My personal “best practice” approach is to write applications such that no dependent applications are absolutely required after startup. The application may fail at startup if it can not do its primary function (e.g. due to an SSL certificate problem, or similar misconfiguration), but once running it should have ways to mitigate losing dependent applications. This can be done through service degradation, job / log / data buffering (in memory or to disk; though both are finite resources), error notification, …

However, I don’t know of any official wisdom on this matter …

tty · July 9, 2018, 9:09am

Go with the defaults, they tend to work for the 80% of the cases you are coding for. As for the remaining 20% do lots and lots and lots of load/stress testing and change the parameters as you go along.

tty · July 9, 2018, 9:13am

I’m going on memory here… i.e might be the wrong talk

fhunleth · July 9, 2018, 1:21pm

An interesting note about the defaults is that Erlang and Elixir chose different ones.

The rationale for the Erlang choice of 1 restart per 5 seconds is here.

The Elixir default of 3 restarts per 5 seconds can be found here. I skimmed through the commit history, but I’m not sure why 3 was chosen.

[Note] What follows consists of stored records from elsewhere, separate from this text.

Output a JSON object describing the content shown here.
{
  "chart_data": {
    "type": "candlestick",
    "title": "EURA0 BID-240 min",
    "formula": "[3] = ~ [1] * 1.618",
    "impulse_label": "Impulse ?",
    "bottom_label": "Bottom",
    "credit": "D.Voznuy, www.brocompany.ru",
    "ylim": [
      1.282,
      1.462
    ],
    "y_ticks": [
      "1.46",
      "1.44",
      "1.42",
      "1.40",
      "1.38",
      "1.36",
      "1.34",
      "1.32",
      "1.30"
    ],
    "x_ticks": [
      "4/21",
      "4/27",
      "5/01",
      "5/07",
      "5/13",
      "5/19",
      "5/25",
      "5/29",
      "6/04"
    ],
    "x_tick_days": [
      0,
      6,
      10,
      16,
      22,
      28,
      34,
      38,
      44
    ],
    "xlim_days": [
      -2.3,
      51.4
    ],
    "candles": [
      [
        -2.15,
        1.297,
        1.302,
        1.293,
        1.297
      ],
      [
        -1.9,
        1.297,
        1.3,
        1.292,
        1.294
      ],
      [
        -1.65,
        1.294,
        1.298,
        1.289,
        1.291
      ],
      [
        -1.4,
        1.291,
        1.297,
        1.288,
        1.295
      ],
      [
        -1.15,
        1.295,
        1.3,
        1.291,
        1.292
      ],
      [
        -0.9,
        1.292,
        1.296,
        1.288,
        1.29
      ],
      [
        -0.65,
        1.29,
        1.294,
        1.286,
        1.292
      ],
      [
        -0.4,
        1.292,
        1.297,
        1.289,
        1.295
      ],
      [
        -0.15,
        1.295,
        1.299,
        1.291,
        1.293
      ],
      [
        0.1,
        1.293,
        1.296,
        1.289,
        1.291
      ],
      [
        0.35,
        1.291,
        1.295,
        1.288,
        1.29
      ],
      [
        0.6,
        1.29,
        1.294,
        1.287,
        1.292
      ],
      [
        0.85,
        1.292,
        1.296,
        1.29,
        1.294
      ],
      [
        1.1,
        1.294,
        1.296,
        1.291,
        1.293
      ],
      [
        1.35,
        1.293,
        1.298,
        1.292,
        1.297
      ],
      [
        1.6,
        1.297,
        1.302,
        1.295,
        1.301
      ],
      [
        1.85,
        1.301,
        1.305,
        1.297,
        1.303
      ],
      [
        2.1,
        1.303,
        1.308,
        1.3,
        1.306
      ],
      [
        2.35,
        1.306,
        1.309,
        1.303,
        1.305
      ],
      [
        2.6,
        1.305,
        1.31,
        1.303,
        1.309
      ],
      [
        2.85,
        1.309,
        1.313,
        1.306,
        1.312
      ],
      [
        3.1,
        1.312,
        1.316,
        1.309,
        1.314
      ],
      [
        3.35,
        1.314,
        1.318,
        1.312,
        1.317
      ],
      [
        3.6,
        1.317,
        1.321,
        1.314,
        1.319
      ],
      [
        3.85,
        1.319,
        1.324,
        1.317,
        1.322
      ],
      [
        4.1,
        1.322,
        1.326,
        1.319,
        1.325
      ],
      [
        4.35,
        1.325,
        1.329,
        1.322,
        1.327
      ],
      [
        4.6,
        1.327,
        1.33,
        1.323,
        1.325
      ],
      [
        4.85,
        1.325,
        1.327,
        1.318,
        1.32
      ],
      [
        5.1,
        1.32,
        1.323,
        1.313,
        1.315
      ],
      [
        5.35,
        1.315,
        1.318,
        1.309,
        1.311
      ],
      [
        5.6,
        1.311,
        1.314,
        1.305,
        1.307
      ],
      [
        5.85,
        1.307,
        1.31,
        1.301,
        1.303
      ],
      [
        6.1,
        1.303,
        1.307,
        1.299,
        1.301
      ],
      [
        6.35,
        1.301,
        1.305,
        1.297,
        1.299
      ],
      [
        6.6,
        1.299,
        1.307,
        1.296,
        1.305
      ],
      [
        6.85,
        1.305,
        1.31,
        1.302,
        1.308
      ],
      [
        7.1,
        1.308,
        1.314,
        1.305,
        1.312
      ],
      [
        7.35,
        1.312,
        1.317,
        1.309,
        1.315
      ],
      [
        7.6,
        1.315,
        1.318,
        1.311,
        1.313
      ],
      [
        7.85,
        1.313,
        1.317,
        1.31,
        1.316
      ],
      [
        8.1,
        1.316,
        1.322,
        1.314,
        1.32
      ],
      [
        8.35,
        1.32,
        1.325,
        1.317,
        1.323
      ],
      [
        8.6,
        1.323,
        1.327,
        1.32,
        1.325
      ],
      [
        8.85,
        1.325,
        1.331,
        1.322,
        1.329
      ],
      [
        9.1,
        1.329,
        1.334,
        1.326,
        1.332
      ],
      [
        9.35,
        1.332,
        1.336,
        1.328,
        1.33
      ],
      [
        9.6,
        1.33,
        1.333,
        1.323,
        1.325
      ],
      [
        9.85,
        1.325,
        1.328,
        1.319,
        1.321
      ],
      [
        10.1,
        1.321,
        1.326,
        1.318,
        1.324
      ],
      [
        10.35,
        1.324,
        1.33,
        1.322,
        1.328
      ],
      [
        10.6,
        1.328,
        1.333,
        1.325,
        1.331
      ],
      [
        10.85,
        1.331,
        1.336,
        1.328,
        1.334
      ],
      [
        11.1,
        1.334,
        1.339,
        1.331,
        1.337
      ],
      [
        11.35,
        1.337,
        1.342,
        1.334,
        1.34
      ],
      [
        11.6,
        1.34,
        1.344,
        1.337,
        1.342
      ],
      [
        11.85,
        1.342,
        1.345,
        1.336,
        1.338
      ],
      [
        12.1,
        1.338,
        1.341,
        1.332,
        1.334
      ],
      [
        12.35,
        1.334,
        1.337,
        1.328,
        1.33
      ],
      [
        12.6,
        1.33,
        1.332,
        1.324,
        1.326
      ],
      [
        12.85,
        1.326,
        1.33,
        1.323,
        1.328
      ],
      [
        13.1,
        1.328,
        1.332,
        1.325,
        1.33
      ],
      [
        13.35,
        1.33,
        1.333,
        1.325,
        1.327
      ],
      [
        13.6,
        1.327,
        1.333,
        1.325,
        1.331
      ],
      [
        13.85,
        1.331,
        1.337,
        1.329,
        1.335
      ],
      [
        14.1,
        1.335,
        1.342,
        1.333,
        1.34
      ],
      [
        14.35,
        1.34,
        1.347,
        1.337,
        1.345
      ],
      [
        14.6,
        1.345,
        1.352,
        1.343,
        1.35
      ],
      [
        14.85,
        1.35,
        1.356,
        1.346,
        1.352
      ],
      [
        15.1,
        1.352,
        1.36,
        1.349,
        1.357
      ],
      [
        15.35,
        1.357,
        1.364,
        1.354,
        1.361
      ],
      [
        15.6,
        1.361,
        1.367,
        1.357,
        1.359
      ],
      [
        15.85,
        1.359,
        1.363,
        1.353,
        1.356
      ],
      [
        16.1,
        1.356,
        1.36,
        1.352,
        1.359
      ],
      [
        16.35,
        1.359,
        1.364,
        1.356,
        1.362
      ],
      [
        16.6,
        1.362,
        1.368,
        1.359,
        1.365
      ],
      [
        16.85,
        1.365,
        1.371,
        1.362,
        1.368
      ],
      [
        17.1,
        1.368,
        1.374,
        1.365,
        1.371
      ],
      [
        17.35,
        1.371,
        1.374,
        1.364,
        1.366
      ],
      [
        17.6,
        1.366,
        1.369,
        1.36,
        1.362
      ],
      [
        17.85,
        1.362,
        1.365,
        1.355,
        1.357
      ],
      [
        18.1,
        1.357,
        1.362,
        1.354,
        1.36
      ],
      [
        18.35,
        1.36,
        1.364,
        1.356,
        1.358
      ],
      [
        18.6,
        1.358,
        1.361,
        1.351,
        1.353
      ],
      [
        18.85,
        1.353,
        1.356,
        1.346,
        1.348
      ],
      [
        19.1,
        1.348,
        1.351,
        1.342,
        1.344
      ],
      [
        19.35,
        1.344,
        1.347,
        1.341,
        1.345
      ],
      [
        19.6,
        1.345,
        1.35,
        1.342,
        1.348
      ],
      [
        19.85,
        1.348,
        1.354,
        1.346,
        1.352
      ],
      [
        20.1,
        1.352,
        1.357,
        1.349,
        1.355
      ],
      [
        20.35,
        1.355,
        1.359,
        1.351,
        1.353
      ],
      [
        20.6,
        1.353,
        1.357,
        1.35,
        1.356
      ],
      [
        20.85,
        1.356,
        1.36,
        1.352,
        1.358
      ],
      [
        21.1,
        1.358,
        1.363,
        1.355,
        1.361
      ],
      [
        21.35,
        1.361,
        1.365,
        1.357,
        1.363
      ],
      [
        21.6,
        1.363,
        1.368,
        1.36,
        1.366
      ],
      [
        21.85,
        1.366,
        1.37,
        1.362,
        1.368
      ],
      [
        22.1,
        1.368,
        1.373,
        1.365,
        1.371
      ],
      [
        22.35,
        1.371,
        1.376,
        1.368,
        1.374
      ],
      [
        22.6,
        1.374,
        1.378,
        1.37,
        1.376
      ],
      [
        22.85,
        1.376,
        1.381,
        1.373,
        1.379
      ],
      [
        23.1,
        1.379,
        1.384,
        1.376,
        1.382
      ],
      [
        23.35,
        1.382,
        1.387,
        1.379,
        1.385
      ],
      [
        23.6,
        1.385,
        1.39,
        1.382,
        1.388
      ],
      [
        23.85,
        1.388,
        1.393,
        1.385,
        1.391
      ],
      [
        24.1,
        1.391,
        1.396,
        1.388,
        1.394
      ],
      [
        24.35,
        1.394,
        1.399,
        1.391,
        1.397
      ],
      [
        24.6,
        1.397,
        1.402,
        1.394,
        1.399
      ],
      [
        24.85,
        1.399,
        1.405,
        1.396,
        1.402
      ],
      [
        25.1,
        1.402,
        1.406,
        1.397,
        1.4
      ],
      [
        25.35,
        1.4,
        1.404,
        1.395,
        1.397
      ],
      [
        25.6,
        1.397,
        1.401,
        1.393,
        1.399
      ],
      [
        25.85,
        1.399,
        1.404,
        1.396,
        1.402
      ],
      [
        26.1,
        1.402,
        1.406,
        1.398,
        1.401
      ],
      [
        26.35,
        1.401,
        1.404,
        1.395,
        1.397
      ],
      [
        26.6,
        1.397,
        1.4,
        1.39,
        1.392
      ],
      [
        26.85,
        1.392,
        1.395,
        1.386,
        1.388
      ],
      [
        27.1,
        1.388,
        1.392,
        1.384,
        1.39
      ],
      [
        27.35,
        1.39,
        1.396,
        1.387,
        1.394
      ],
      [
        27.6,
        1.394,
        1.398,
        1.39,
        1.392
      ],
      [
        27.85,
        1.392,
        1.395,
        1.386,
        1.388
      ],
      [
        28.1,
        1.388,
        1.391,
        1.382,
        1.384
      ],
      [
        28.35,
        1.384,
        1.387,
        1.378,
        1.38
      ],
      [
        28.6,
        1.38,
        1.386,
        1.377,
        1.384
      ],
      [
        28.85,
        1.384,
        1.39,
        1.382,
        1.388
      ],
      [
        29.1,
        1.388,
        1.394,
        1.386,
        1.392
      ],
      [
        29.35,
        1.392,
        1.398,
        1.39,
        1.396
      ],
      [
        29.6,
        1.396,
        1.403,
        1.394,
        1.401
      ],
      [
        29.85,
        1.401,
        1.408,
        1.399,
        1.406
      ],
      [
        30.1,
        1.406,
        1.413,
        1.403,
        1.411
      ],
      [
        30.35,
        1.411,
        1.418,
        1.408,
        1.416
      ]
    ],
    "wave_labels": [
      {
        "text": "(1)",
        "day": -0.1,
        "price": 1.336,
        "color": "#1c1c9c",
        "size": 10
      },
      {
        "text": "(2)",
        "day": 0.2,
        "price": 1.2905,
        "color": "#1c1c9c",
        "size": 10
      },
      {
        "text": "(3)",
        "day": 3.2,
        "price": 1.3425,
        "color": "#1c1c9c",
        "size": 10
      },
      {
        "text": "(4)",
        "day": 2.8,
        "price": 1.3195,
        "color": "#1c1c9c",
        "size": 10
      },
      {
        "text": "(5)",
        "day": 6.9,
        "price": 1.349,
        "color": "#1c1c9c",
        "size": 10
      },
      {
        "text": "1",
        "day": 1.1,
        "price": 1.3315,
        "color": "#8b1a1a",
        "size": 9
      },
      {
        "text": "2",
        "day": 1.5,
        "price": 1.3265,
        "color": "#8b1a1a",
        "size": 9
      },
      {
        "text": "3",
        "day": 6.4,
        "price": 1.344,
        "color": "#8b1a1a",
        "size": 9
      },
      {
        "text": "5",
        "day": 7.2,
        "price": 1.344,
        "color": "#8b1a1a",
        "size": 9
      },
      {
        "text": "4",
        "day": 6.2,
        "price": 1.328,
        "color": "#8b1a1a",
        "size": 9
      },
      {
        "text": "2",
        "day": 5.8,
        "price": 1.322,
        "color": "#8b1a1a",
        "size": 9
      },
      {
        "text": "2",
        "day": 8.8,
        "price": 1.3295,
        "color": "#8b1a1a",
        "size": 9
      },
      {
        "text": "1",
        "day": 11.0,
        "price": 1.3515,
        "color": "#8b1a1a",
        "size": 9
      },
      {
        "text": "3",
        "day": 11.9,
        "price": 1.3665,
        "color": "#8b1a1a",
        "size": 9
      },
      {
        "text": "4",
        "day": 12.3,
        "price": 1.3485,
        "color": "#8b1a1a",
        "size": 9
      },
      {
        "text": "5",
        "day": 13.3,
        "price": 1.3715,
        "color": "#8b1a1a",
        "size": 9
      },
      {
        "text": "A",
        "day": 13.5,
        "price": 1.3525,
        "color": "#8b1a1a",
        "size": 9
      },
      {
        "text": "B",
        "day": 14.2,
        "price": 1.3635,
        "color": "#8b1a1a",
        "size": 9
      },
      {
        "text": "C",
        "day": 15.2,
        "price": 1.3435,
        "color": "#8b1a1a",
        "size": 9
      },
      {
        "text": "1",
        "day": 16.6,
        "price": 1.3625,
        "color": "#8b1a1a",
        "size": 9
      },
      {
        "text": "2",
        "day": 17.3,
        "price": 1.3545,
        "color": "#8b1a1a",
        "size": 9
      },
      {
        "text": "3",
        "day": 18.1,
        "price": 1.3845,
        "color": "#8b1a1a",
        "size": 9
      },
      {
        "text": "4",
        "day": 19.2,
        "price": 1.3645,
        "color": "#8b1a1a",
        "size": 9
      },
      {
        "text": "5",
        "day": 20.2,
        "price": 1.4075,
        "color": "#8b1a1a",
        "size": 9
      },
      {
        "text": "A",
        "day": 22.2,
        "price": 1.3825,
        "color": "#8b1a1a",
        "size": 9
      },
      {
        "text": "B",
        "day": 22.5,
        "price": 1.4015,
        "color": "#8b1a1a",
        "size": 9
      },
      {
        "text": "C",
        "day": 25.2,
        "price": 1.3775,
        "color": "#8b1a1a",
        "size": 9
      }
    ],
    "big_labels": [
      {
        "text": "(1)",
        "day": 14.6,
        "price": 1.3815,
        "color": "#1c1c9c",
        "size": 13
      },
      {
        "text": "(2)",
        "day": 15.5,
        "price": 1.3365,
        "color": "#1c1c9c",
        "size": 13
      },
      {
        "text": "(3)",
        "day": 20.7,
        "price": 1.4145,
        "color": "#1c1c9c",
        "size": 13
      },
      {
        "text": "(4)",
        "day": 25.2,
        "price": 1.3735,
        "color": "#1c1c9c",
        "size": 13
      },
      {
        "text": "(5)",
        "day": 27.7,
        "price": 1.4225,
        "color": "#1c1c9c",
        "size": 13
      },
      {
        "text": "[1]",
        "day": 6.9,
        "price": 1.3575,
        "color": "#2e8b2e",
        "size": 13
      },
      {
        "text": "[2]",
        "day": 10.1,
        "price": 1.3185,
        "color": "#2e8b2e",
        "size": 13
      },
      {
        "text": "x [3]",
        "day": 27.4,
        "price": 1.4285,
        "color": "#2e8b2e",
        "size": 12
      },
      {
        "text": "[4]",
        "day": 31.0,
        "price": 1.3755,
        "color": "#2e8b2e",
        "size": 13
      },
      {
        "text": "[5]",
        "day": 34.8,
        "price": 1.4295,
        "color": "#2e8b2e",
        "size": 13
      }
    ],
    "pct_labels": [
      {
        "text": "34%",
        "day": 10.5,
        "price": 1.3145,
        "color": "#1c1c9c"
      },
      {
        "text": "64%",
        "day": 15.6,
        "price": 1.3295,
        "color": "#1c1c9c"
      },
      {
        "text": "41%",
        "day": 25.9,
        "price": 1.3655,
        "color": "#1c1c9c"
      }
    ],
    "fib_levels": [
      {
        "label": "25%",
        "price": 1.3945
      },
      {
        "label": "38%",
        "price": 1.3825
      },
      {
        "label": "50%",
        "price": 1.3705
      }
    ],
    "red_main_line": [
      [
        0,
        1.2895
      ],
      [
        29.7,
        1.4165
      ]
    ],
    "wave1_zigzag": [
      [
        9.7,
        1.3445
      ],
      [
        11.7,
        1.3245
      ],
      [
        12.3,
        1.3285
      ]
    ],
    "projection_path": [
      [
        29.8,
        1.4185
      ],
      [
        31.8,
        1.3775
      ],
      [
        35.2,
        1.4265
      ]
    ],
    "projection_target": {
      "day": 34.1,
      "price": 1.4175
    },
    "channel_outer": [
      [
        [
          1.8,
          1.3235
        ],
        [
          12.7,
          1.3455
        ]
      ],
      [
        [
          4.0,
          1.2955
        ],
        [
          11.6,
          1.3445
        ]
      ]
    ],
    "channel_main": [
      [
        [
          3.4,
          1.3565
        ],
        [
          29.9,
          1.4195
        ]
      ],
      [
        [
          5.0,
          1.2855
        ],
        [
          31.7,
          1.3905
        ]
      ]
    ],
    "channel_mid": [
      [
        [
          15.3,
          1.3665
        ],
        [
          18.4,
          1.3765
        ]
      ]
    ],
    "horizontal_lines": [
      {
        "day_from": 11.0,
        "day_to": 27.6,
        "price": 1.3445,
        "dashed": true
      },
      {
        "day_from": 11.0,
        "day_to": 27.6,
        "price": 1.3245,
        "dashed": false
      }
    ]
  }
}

michaelkschmidt · July 9, 2018, 11:10pm

This has been a major learning point for our project as it has matured. The whole point of limiting the supervisor restarts is to allow the next layer up to try to recover the system. For some things this is the right thing to do, but for others it is not.

For example, we were spawning an external program written by another team. No amount of restarts on our side will fix will help it recover, so we wound up using a “circuit breaker” (https://github.com/jlouis/fuse). It allowed us to restart the program an infinite number of times, while still getting “cooldown” periods where we leave it off. This helps the system recover, as it is not spending all its cycles on restarting, and it also helps resolve random race conditions where the program could not start due to something not being ready.

The other problem we faced was the OTP :ssh application. During penetration testing, the app would simply die and take out the entire VM with it. We were able to use Shoehorn to keep restarting it, and things recovered nicely as soon as the attack subsided.

ConnorRigby · July 10, 2018, 3:00am

Similarly to @michaelkschmidt, i have an anecdotal experience with Supervision trees. This is my monolithic Nerves application, that has been steadily growing for the better part of two years:

I’ve found that when designing my tree, even simple gen_servers wrapping other’s libraries end up with their own special supervisor. For example the currently available sqlite3 adapter for ecto has a pretty nasty race condition in it that if left on the root supervisor (such as in a Phoenix app) will cause the app to fail to start. if you nest it a few levels deep or even nest it behind another OTP Application instead of just a normal supervisor, it is “stable enough”.

Side note: most (if not all) of my experience in this is in Nerves (as opposed to say Phoenix). I’ve found that managing supervision trees isn’t as much of a problem for (at least simple) Phoenix apps since you can make assumptions such as “the time will be set correctly by the time my app starts”

tty · July 19, 2018, 1:44pm

There might even be a time where you find the best is to isolate the external library into a slave node and have it auto restarted by a supervisor/gen_server.